デカイのだ。異論を挟む余地のないほどに、それは実際巨大なのだ。

彼女の艤装は、比較的忠実に再現された船首を思わせるパーツが左右両サイド共に前方に突き出している。

そして、その船首型艤装の出発点である腰から臀部にかけての艤装から上に伸びる形で背中におぶる様に船尾も備えられていた。

 

その船尾の中央部から二本の砲塔を支える為の腕が伸び、更に船首の中央部からも二本の砲塔が伸び、これまた巨大なX状の艤装を構成している。

 

縦にも横にも長い。そして、可動域が異様に広い。あと、分厚い。

ドイツの誇る大戦艦らしく、彼女の艤装はなんの洒落もなく鉄の塊だった。

 

故に彼女が艤装を付けたまま室内でふらつくには習得が容易ではない『一部』のみを展開するという技術が必要とされるし、防御力と攻撃力を引き換えに被弾率も高くなる。

 

元になった戦艦が長門よりも27メートルほど長い船体を持つが故の巨大な艤装は、諸刃の剣であると言ってよかった。

 

部分的には硬いし、脚は速いし、火力は強いが、当たりやすいのである。

 

「Feuer」

 

まるで秘事を呟くように、ビスマルクは発声した。

手に持った10.5センチ連装高角砲から発射された豆鉄砲のような極小の玉は、ル級の不可視のシールドバリアに阻まれて地に転がる。

 

もとより、このような火力に乏しい武装で傷を与えられるとは思っていない。

だが、発射と共に空いた腕で押し込んでいけば、どうだろうか。

 

それが僅かな火力でしかないとはいえども、前へ前へと攻めていくことが可能なのだ。

 

「ギソウヲ、マトワナイトハナ」

 

嘲笑するような声を上げ、戦艦ル級は主砲をゆっくりと稼働させる。

阿呆か馬鹿のように近々距離まで詰められては、彼女の主砲での迎撃は不可能。しかし、相手は力の源である艤装の本体を纏っていない。

 

一撃を加えれば、脆い人間のように崩れることは必定だった。

 

(ここらでいいわね)

 

肩から突っ込むようにして押し込んでいたル級を前蹴りで飛ばすことによって距離を取る。
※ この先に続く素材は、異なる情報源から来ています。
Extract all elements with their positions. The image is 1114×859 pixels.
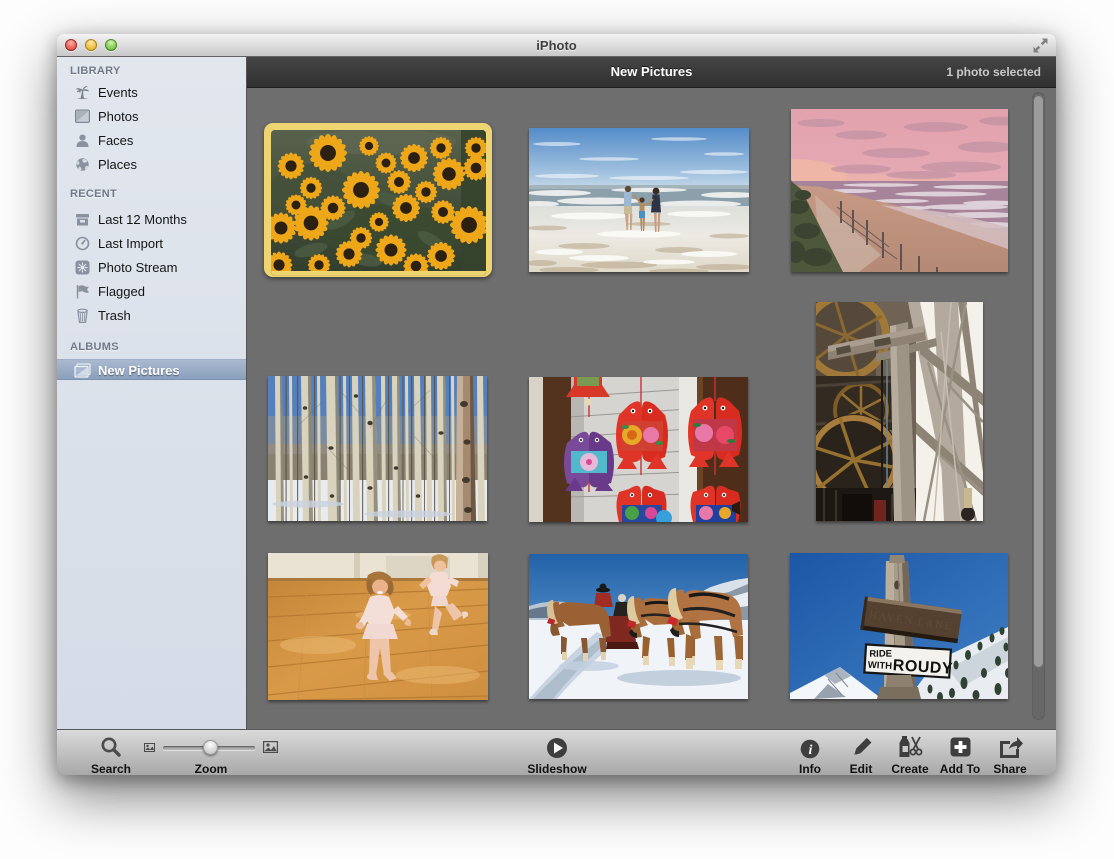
- svg-text:WITH: WITH: [867, 660, 892, 672]
- svg-text:RIDE: RIDE: [869, 649, 892, 660]
- svg-text:i: i: [809, 743, 813, 758]
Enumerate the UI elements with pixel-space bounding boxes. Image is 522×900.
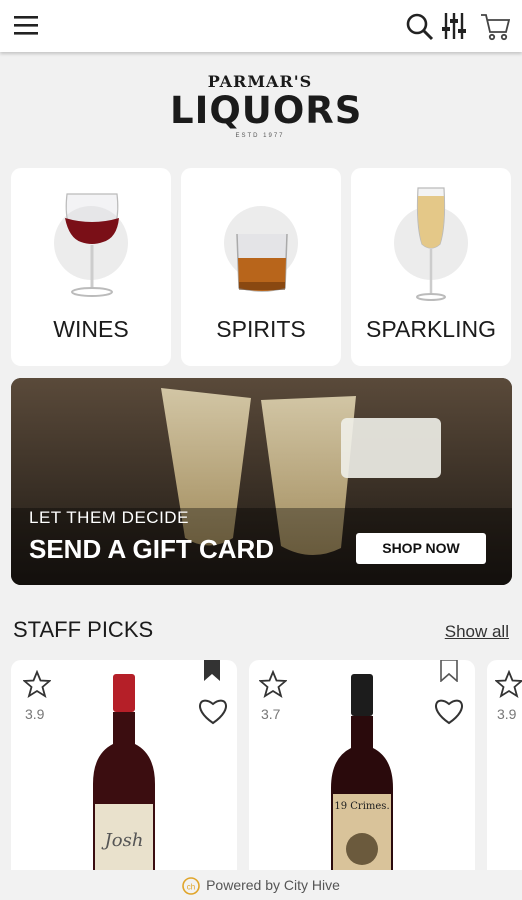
filter-icon[interactable]: [442, 11, 470, 41]
store-logo[interactable]: PARMAR'S LIQUORS ESTD 1977: [170, 58, 363, 153]
heart-icon[interactable]: [197, 696, 229, 726]
hamburger-icon[interactable]: [14, 16, 40, 36]
star-icon[interactable]: [259, 670, 287, 698]
wine-glass-icon: [65, 193, 119, 297]
bookmark-icon[interactable]: [203, 660, 221, 682]
logo-line3: ESTD 1977: [235, 133, 285, 139]
show-all-link[interactable]: Show all: [445, 622, 509, 642]
heart-icon[interactable]: [433, 696, 465, 726]
product-rating: 3.9: [497, 706, 517, 722]
star-icon[interactable]: [23, 670, 51, 698]
logo-line2: LIQUORS: [170, 89, 363, 132]
star-icon[interactable]: [495, 670, 522, 698]
product-card[interactable]: 3.9 Josh: [11, 660, 237, 900]
footer-text: Powered by City Hive: [206, 877, 340, 893]
category-sparkling[interactable]: SPARKLING: [351, 168, 511, 366]
product-rating: 3.7: [261, 706, 281, 722]
category-spirits[interactable]: SPIRITS: [181, 168, 341, 366]
bottle-label-text: Josh: [101, 830, 144, 851]
banner-headline: SEND A GIFT CARD: [29, 534, 275, 564]
product-rating: 3.9: [25, 706, 45, 722]
wine-bottle-image: 19 Crimes.: [331, 674, 393, 900]
powered-by-footer[interactable]: ch Powered by City Hive: [0, 870, 522, 900]
city-hive-logo-icon: ch: [182, 877, 200, 896]
top-bar: [0, 0, 522, 52]
bottle-label-text: 19 Crimes.: [334, 801, 389, 812]
bookmark-outline-icon[interactable]: [440, 660, 458, 682]
banner-kicker: LET THEM DECIDE: [29, 508, 189, 527]
category-label: SPARKLING: [366, 316, 496, 342]
category-label: SPIRITS: [216, 316, 306, 342]
product-card[interactable]: 3.7 19 Crimes.: [249, 660, 475, 900]
svg-text:ch: ch: [187, 883, 195, 892]
wine-bottle-image: Josh: [93, 674, 155, 900]
shop-now-button[interactable]: SHOP NOW: [356, 533, 486, 564]
product-card[interactable]: 3.9: [487, 660, 522, 900]
category-label: WINES: [53, 316, 129, 342]
gift-card-banner[interactable]: LET THEM DECIDE SEND A GIFT CARD SHOP NO…: [11, 378, 512, 585]
category-wines[interactable]: WINES: [11, 168, 171, 366]
cart-icon[interactable]: [480, 12, 510, 42]
champagne-flute-icon: [416, 187, 446, 301]
search-icon[interactable]: [405, 12, 435, 42]
whiskey-glass-icon: [236, 233, 288, 292]
section-title: STAFF PICKS: [13, 617, 154, 642]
ビスマルクが下した判断には、『外に出たからという』根拠があった。

 

尤も、敵からすれば『諦めた』、或いは『下手を打った』というような解釈になる。

艤装とは通常、専用の装置を持って保管・管理。大本営の認めた出撃時に必要に応じて装着させられるものだった。

 

彼女は、謂わば新米の深海棲艦である。見慣れないこの金髪碧眼の艦娘もまた、その例外ではないと考えた。

 

艦娘は、奇襲に弱い。

 

それが横浜鎮守府と相対している深海棲艦の常識であり、艦娘たちを束ねる提督の悩みの種だった。

 

故にル級は、優れた速度で照準を合わす。

避けても、提督たちがいる鎮守府に向かう。避けなれば、死ぬ。

 

究極の二択を迫る砲弾が、ビスマルク目掛けて放たれた。